To follow up on a previous post requesting feedback on topics and offering to highlight members of the community, I learned of a company called Crossing Gaps — they help bring creative people (writers, artists, musicians, startups) online. Crossing Gaps helps them with everything from web design to marketing and monetization strategy so they can focus on doing what they do well, creating great products and services. My interest in this company is that it’s a classic .com consulting firm started by 3 guys, lots of whiteboarding and the desire to help people. They, like many organizations in their early stages, are feeling their way, finding ways to diversify their revenue and opportunities. Crossing Gaps will be an interesting company to watch.
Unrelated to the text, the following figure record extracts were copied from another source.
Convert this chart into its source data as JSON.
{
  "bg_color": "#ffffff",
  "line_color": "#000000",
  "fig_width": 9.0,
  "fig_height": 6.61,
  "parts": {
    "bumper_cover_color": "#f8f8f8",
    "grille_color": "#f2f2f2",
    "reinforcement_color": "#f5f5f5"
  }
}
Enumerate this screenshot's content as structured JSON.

Before starting his own business, Spalding worked as the online marketing director at Grooveshark, a music streaming company out of Gainesville, FL. He met co-founders Quang Tran and Nathan Thompson. Nate was his first intern and Quang and Steve had been working on various entrepreneurial projects for about a year before they buckled down and decided to throw themselves into Crossing Gaps. The opportunity to work in a startup helped prepare him for the challenges he could expect to see in his own endeavor.
“Blogging about entrepreneurs before joining Grooveshark gave me some idea of what having my own business might be like, but there is nothing quite like being in trenches. ” – Steven Spalding
Enjoying the coaching aspect of consulting the most, Spalding enjoys seeing his clients move to the next level in their marketing. He works with large and small organizations but the most satisfying work he does is with their smaller clients. “To see people who didn’t know anything about marketing on the web three months before be able to do effective, creative things without any prompting from us is really fantastic.”
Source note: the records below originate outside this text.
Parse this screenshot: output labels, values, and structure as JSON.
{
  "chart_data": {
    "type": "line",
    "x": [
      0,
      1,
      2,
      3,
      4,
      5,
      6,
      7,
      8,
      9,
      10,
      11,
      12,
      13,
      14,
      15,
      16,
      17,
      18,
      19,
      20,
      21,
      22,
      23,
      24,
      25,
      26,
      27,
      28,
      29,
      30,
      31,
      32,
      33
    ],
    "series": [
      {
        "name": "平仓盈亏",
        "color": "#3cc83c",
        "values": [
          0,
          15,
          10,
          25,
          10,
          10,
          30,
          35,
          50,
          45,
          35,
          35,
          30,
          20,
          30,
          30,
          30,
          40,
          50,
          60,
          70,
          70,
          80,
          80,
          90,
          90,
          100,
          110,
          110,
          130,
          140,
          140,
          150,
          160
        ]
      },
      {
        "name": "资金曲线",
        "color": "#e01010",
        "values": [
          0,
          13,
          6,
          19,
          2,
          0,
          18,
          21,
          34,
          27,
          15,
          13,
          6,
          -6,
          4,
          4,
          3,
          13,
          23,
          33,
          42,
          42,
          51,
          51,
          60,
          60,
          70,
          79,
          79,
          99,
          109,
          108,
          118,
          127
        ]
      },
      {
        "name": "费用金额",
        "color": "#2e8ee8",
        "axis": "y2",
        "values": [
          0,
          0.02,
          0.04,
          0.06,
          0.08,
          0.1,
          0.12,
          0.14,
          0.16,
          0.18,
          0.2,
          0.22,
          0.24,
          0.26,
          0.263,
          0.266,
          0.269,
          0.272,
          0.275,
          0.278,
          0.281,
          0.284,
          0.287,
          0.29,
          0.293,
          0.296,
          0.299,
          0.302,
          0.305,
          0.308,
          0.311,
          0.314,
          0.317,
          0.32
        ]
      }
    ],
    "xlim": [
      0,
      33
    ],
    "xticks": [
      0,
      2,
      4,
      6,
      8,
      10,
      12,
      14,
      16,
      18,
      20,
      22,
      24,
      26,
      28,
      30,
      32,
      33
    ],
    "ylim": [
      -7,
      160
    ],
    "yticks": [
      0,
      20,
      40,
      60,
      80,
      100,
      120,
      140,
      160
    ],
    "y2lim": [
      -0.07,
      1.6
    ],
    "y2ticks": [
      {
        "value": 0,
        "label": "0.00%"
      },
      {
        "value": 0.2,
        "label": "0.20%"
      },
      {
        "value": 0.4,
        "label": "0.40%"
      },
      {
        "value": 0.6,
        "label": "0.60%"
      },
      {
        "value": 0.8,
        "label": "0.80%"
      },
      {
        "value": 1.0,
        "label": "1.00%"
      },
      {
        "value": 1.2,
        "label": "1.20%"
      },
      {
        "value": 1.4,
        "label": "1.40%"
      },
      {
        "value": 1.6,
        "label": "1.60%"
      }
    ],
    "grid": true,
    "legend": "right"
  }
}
Spalding recently authored a book named All The Little Things. Centered on creativity, building great ideas on the web and keeping yourself sane in the process. He is releasing a version for free, (http://atltbook.com) and selling a PDF “Final Edition.” For some inspiration, give it a read.
Spalding, an Electrical Engineer by degree, recognized that the people building the most exciting technology are the least able to explain it to others or commercialize it effectively.
| The Opportunity.
Crossing Gaps offers a wide range of services to their clients based on need-business phase they find themselves in. From helping them “get online” to developing the right marketing mix (social media, print, online) to achieve their goals.
Here is a little more of my conversation with Steven:
What is the biggest challenges you’ve had to overcome to start your business?
We started our little enterprise right in the middle of the economic downturn. We have had to deal with everything that entails. No one has money, everyone is tightening their belts and you have to work better and smarter to survive. When I reflect on it, I know it has made us a stronger firm. We’ve needed to be really realistic and really -good- to push through and when things turn around it will pay dividends.
What would you do over again, if you could?
I would be better organized. The biggest issue you have when you get three entrepreneurs in a room is that everyone is working on 50 projects at once and no one wants to write anything down. This is a fantastic way to create ideas, but when you start dealing with schedules and deadlines it gets to be really stressful. Over time we’ve built up systems to deal with that problem but it has been a lot of trial and error.
Has running your business been what you expected it would be? How?
It has been harder than even I expected it to be, and I had no delusions going into it. What it boils down to is responsibility, responsibility for people other than yourself. What I didn’t expect was that it never really “turns off.” When you run your own business, you live it, 24 hours a day 7 days a week.
Are you happy?
I wouldn’t do this if I wasn’t. I am extraordinarily happy because I get to do something few people ever get to, wake up every day and know that I have control over what is happening next. Sure, we deal with clients, deadlines and all the other stuff that comes along with working with people but we make those choices and accept the consequences of them. It’s a great feeling.
What makes you get up in the morning?
Before I gave up caffeine I would have told you three cups of coffee and a migraine . . . Really, what makes me get up in the morning is knowing that I am one step closer to accomplishing my goals. As important as tangible success is to me, I know the most important
Have you ever failed?
I fail everyday and I think that’s a part of the point. If you aren’t failing you aren’t growing, and you can’t survive entrepreneurship without growth. The trick to failure, if there is one, is to admit it to yourself and try to take the lesson from it. It’s absolutely fine to fail, but it’s not if you are constantly failing and not learning from the scratches and bruises.